Norway, Sweden and Finland, with 1084, 3516 and 24,672 reported cases, respectively, account for most of the hantavirus cases in Europe. Located in the boreal forest biome, rodent population-density cycles depend mainly on predator–prey mechanisms. High incidences of HFRS similar to Finland occur in parts of European Russia (e.g., Bashkiria and Udmurtia regions) and parts of Northern Sweden.

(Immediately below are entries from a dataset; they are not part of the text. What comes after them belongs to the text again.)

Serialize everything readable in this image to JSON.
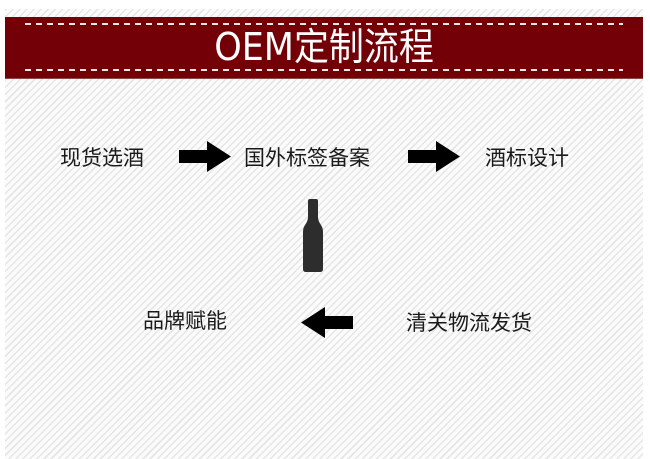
{
  "banner": {
    "title": "OEM定制流程",
    "color": "#720006"
  },
  "flow": {
    "steps": [
      {
        "label": "现货选酒"
      },
      {
        "label": "国外标签备案"
      },
      {
        "label": "酒标设计"
      },
      {
        "label": "清关物流发货"
      },
      {
        "label": "品牌赋能"
      }
    ],
    "arrows": [
      {
        "direction": "right",
        "icon": "arrow-right-icon"
      },
      {
        "direction": "right",
        "icon": "arrow-right-icon"
      },
      {
        "direction": "left",
        "icon": "arrow-left-icon"
      }
    ],
    "center_icon": "wine-bottle-icon"
  }
}
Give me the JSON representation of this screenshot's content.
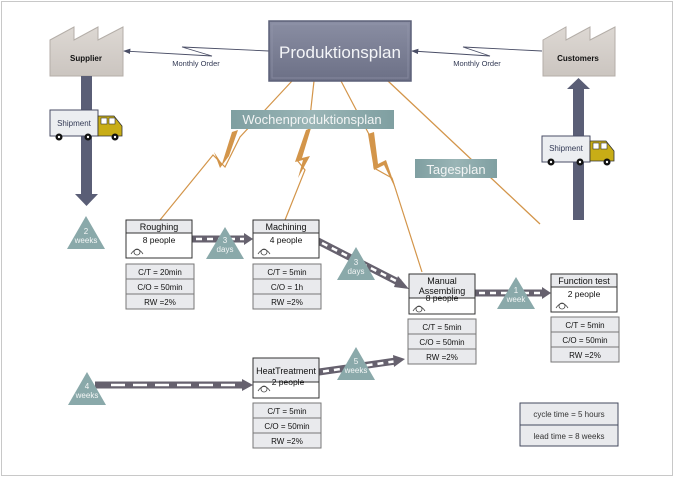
{
  "title": "Produktionsplan",
  "colors": {
    "control_box": "#777b90",
    "factory": "#d6d1cc",
    "shipment_arrow": "#5a5e76",
    "info_line": "#d3954a",
    "plan_label": "#8aa9aa",
    "inventory": "#8aa9aa",
    "push_arrow": "#66616e",
    "truck_cab": "#c8ad16",
    "data_box": "#e9eaed"
  },
  "supplier": {
    "label": "Supplier",
    "order_label": "Monthly Order",
    "shipment_label": "Shipment",
    "icon": "factory-icon"
  },
  "customer": {
    "label": "Customers",
    "order_label": "Monthly Order",
    "shipment_label": "Shipment",
    "icon": "factory-icon"
  },
  "plans": {
    "weekly": "Wochenproduktionsplan",
    "daily": "Tagesplan"
  },
  "inventories": [
    {
      "id": "supplier-inventory",
      "num": "2",
      "unit": "weeks"
    },
    {
      "id": "roughing-machining",
      "num": "3",
      "unit": "days"
    },
    {
      "id": "machining-assembling",
      "num": "3",
      "unit": "days"
    },
    {
      "id": "assembling-test",
      "num": "1",
      "unit": "week"
    },
    {
      "id": "raw-heat",
      "num": "4",
      "unit": "weeks"
    },
    {
      "id": "heat-assembling",
      "num": "5",
      "unit": "weeks"
    }
  ],
  "processes": [
    {
      "name": "Roughing",
      "people": "8 people",
      "data": [
        "C/T = 20min",
        "C/O = 50min",
        "RW =2%"
      ],
      "icon": "operator-icon"
    },
    {
      "name": "Machining",
      "people": "4 people",
      "data": [
        "C/T = 5min",
        "C/O = 1h",
        "RW =2%"
      ],
      "icon": "operator-icon"
    },
    {
      "name_lines": [
        "Manual",
        "Assembling"
      ],
      "people": "8 people",
      "data": [
        "C/T = 5min",
        "C/O = 50min",
        "RW =2%"
      ],
      "icon": "operator-icon"
    },
    {
      "name": "Function test",
      "people": "2 people",
      "data": [
        "C/T = 5min",
        "C/O = 50min",
        "RW =2%"
      ],
      "icon": "operator-icon"
    },
    {
      "name": "HeatTreatment",
      "people": "2 people",
      "data": [
        "C/T = 5min",
        "C/O = 50min",
        "RW =2%"
      ],
      "icon": "operator-icon"
    }
  ],
  "summary": {
    "cycle_time": "cycle time = 5 hours",
    "lead_time": "lead time = 8 weeks"
  }
}
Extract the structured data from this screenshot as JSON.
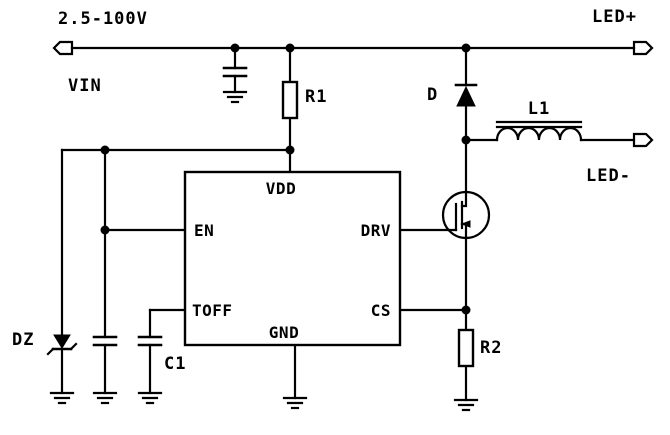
{
  "schematic": {
    "supply_label": "2.5-100V",
    "terminals": {
      "vin": "VIN",
      "led_plus": "LED+",
      "led_minus": "LED-"
    },
    "components": {
      "r1": "R1",
      "r2": "R2",
      "c1": "C1",
      "diode": "D",
      "inductor": "L1",
      "zener": "DZ"
    },
    "ic": {
      "pins": {
        "vdd": "VDD",
        "en": "EN",
        "toff": "TOFF",
        "drv": "DRV",
        "cs": "CS",
        "gnd": "GND"
      }
    },
    "colors": {
      "ink": "#000000",
      "background": "#ffffff"
    }
  }
}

The epidemiological pattern in Finland seems to be changing.[49] In Eastern Europe, the co-circulation of two or three hantaviruses, PUUV, DOBV and SAAV, could be noted. Austria represents an interesting mixture of patterns: in the low-altitude regions (West European) the mast-year pattern prevails, while at higher altitudes (northern European) the cyclic pattern is observed (Aberle S, Pers. Comm.[50]). The number of cases in Bosnia–Herzegovina peaked in 1995 with 354 cases[51] during the conflict in that region. The epidemiological pattern and the epidemic cycles are less clear than in Western or Northern Europe.